Red Hat Bugzilla – Bug 52340
2.4.7-2enterprise kernel crippled under heavy I/O
Last modified: 2007-04-18 12:36:13 EDT
From Bugzilla Helper:
User-Agent: Mozilla/5.0 (Windows; U; Windows NT 5.0; en-US; rv:0.9.3)
Description of problem:
machine: Compaq Proliant DL360 w/4GB mem, dual 36GB SCSI drives
RedHat 7.1 + errata updates, kernel-enterprise-2.4.7-2.i686.rpm from
Under heavy I/O (Apache and a custom C++ module which do lots of mmap and
munmap calls over large data sets - 7GB total), the machine slows to a
crawl. The problem persists even after live traffic to the machine ceases.

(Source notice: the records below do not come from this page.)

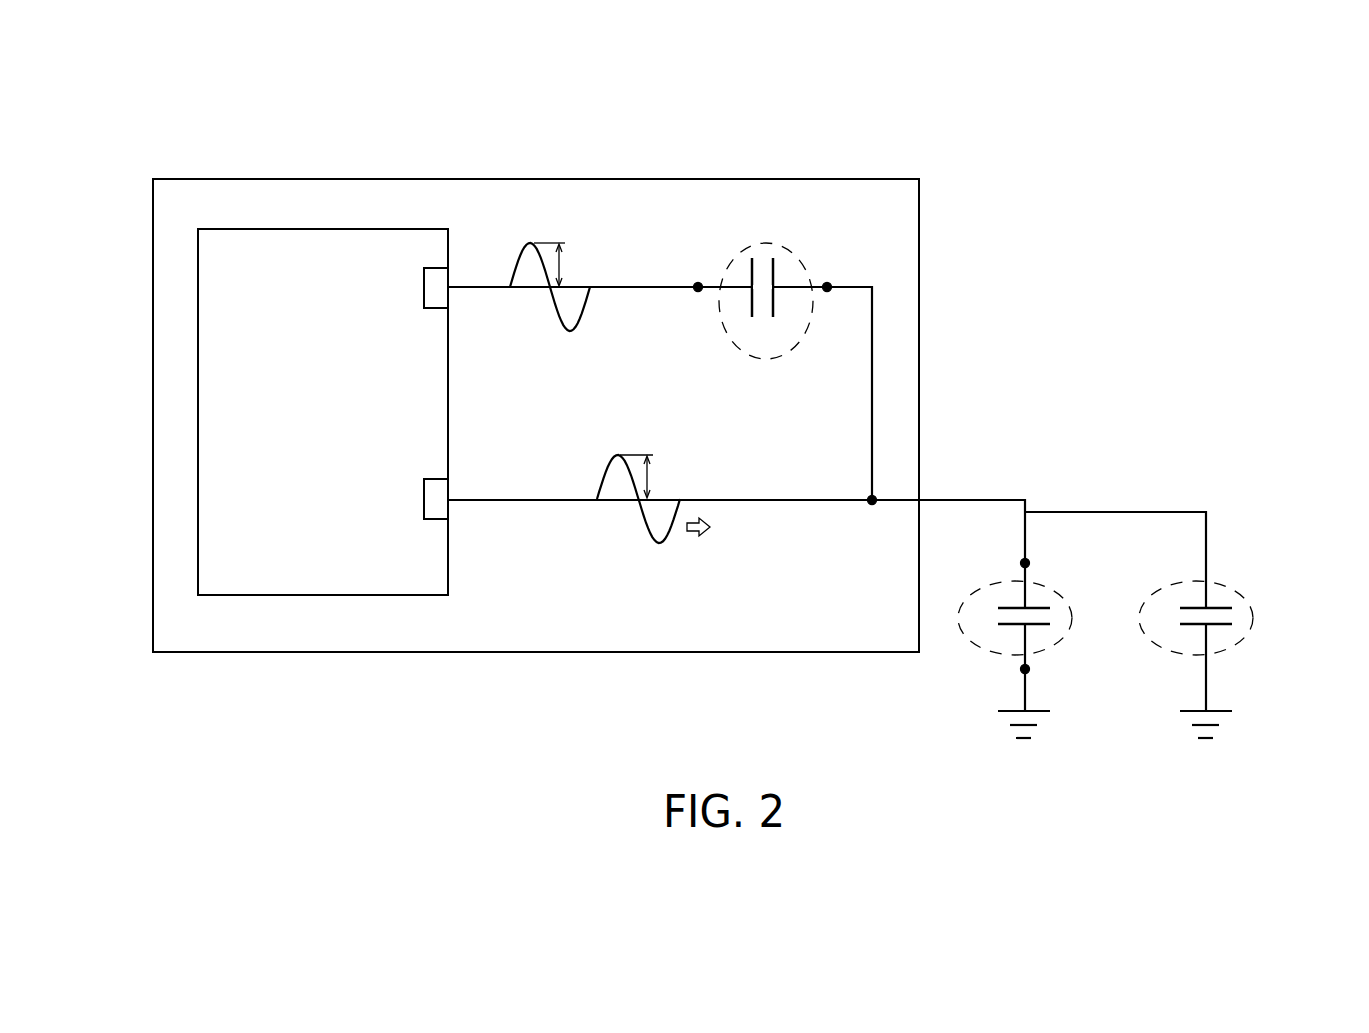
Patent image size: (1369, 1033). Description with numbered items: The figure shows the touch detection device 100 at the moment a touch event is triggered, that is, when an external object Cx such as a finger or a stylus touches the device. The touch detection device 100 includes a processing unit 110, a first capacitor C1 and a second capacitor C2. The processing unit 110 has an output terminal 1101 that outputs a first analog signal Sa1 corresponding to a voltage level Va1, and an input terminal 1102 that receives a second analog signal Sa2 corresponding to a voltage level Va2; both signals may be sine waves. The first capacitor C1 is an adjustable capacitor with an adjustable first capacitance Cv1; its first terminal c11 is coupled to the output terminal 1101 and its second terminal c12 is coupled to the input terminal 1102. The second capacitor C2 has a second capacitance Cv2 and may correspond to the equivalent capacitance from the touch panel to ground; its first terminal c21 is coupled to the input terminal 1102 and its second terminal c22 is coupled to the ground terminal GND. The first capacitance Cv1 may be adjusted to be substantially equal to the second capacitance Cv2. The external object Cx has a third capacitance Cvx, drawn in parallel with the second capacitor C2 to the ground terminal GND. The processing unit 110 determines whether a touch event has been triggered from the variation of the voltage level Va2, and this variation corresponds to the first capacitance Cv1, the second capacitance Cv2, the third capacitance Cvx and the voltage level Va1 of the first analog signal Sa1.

The touch detection device 100 is at (1203, 102).
The processing unit 110 is at (448, 553).
The output terminal 1101 is at (424, 296).
The input terminal 1102 is at (424, 508).
The first terminal c11 is at (692, 271).
The second terminal c12 is at (831, 271).
The first capacitor C1 is at (759, 303).
The first capacitance Cv1 is at (796, 344).
The first terminal c21 is at (1048, 551).
The second terminal c22 is at (1048, 678).
The second capacitor C2 is at (1007, 619).
The second capacitance Cv2 is at (1068, 607).
The external object Cx is at (1188, 619).
The third capacitance Cvx is at (1250, 607).
The first analog signal Sa1 is at (590, 222).
The second analog signal Sa2 is at (682, 434).
The voltage level Va1 is at (577, 264).
The voltage level Va2 is at (664, 476).
The ground terminal GND is at (1144, 729).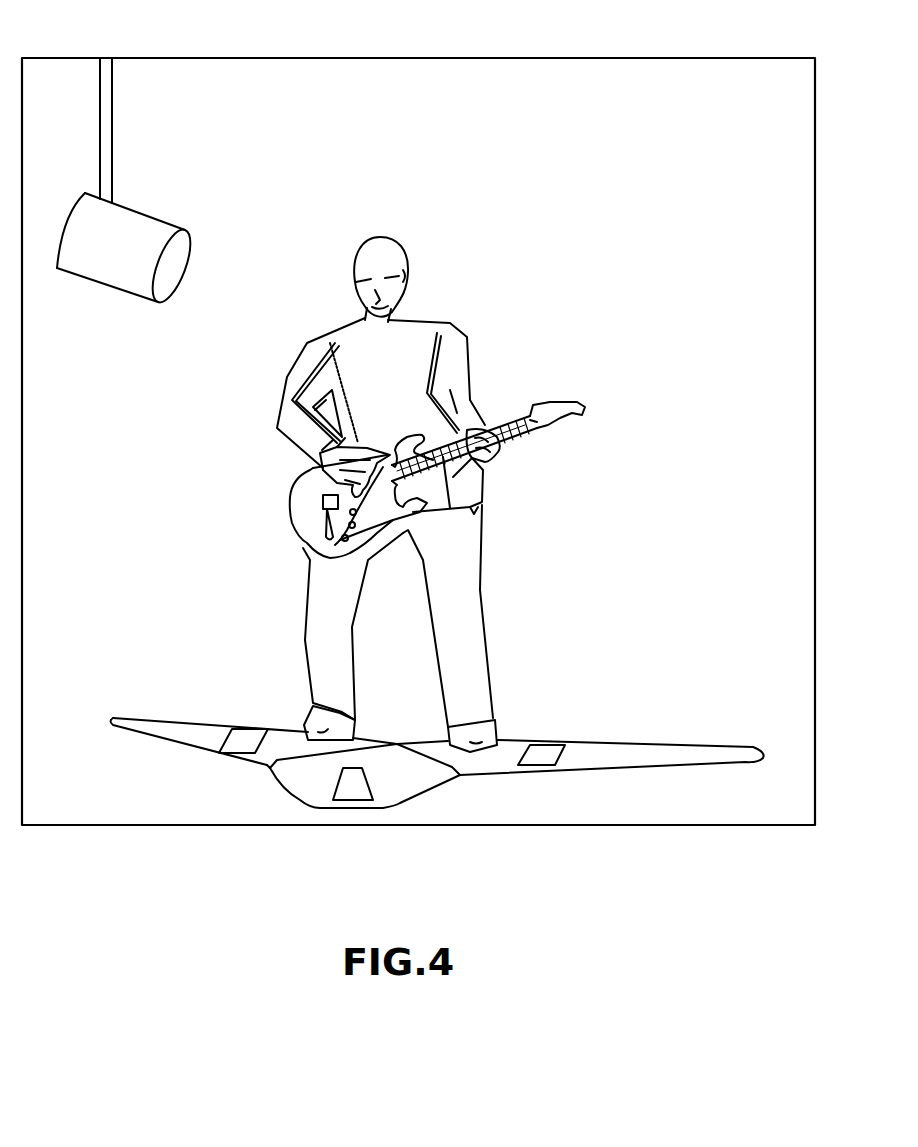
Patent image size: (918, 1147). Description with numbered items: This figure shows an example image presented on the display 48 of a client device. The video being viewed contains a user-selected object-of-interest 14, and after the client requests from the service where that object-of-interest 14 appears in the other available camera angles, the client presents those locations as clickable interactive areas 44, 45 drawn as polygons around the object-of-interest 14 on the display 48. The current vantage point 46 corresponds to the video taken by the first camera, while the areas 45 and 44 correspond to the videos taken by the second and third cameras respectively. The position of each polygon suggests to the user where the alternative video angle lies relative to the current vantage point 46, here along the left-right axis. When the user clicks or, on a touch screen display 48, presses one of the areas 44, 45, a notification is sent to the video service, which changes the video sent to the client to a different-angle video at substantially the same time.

The object-of-interest 14 is at (387, 265).
The display 48 is at (780, 207).
The clickable interactive area 45 is at (268, 750).
The current vantage point 46 is at (387, 785).
The clickable interactive area 44 is at (573, 755).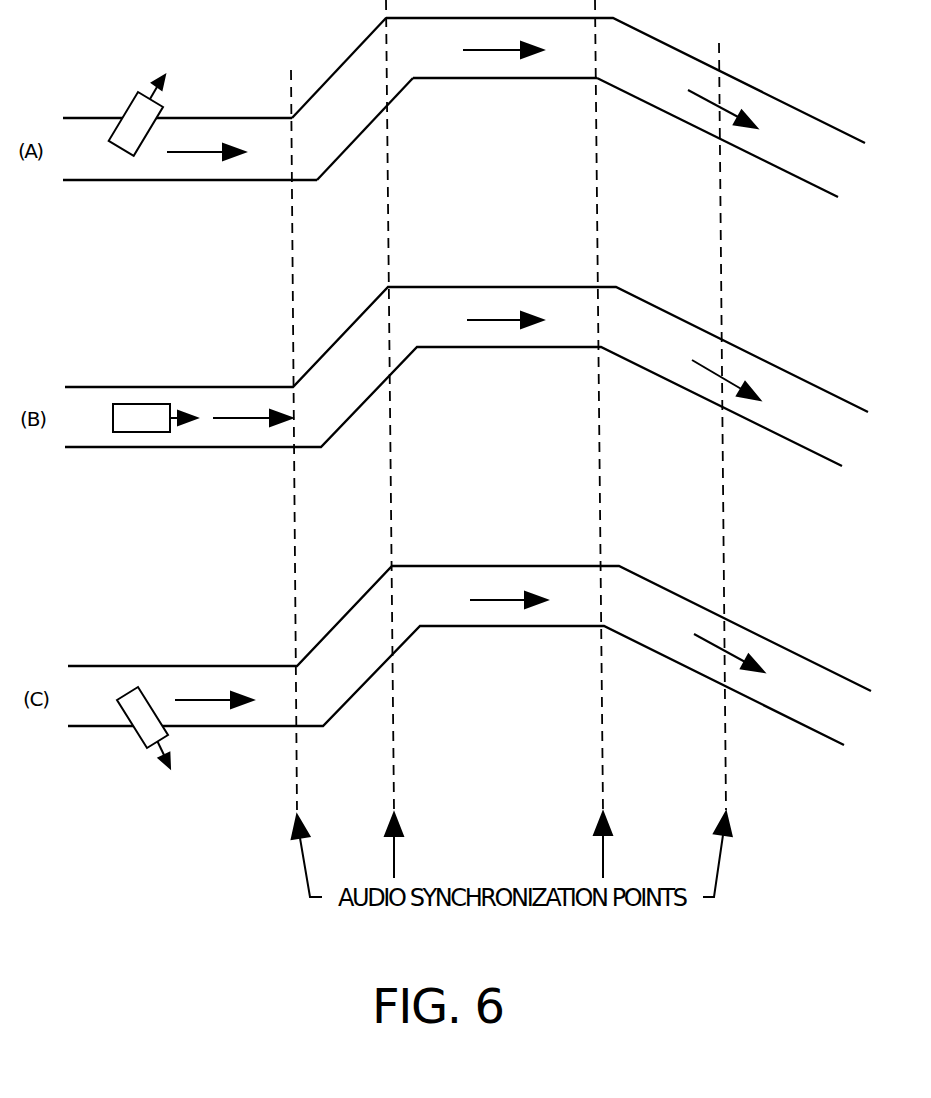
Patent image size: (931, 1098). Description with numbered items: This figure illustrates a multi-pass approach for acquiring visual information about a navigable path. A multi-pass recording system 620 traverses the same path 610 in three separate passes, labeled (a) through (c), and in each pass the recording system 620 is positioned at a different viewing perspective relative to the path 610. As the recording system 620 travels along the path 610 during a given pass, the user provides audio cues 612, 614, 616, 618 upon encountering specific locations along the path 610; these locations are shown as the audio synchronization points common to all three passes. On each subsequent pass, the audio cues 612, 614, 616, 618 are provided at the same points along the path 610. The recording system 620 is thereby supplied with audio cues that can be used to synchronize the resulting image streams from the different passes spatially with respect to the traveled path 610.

The path 610 is at (362, 44).
The audio cue 612 is at (293, 180).
The audio cue 614 is at (390, 107).
The audio cue 616 is at (595, 78).
The audio cue 618 is at (717, 140).
The multi-pass recording system 620 is at (132, 145).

A top listing shows both cpu's at 100% system. Any commands (ps, uname,
whatever) take minutes to return results.
The same setup on RH 6.2 with 2.4.3-ac3 works fine. Please let me know
what information may be useful to debugging this problem (no oops yet), and
other kernels to try; I'm looking at 2.4.8-ac9 right now.
Version-Release number of selected component (if applicable):
Steps to Reproduce:
1. Load large data sets into memory
2. Query against those sets
3. Watch it suffocate after a few minutes
more on how to reproduce:
probably the best way to reproduce the environment would be to write a
C++ class that has a method on it that goes and maps a file, touches
all the memory in that file, and then returns. add another method
that takes a number and returns that same number. then run that code
through swig and write a mod_perl interface to call the first method
then call the second method in a loop (10 times should be good), then
storable::freeze an array of results and print it to stdout.
this ought to emulate the kinds of things we do there. you might
actually have that method take a number and return a string (literal)
instead of a number, just to exercise swig a little more.
Note that the file must be large; maybe 50% greater than physical RAM.
I am seeing this situation as well. I see that the following processes take a
lot of cpu time:
We (Red Hat) should try to fix this before next release.
With 4GB of memory, you might compare with the SMP kernel; Compaq machines
with 4GB tend to use the enterprise kernel because they have memory holes
that create addresses over the 4GB mark that are therefore unaddressable
without the enterprise kernel, but there's enough overhead from the PAE
support (3-level page tables) that you might find it faster to loose the
128MB of memory (I think that's the normal hole size) and use the smp
Could you please "cat /proc/<pid>/maps | wc -l" for the processes doing
the mmap/munmap and post the results?
A vanilla 2.4.8-ac9 (w/o PAE enabled) seems to handle this load effectively.
We can provide a 10-second output of 'strace -tt'; would this help? The output
would be substantial, however.
I think I've solved half the mystory, and improved the other half a bit ;)
Are you using a aic7xxx scsi card for the disks ?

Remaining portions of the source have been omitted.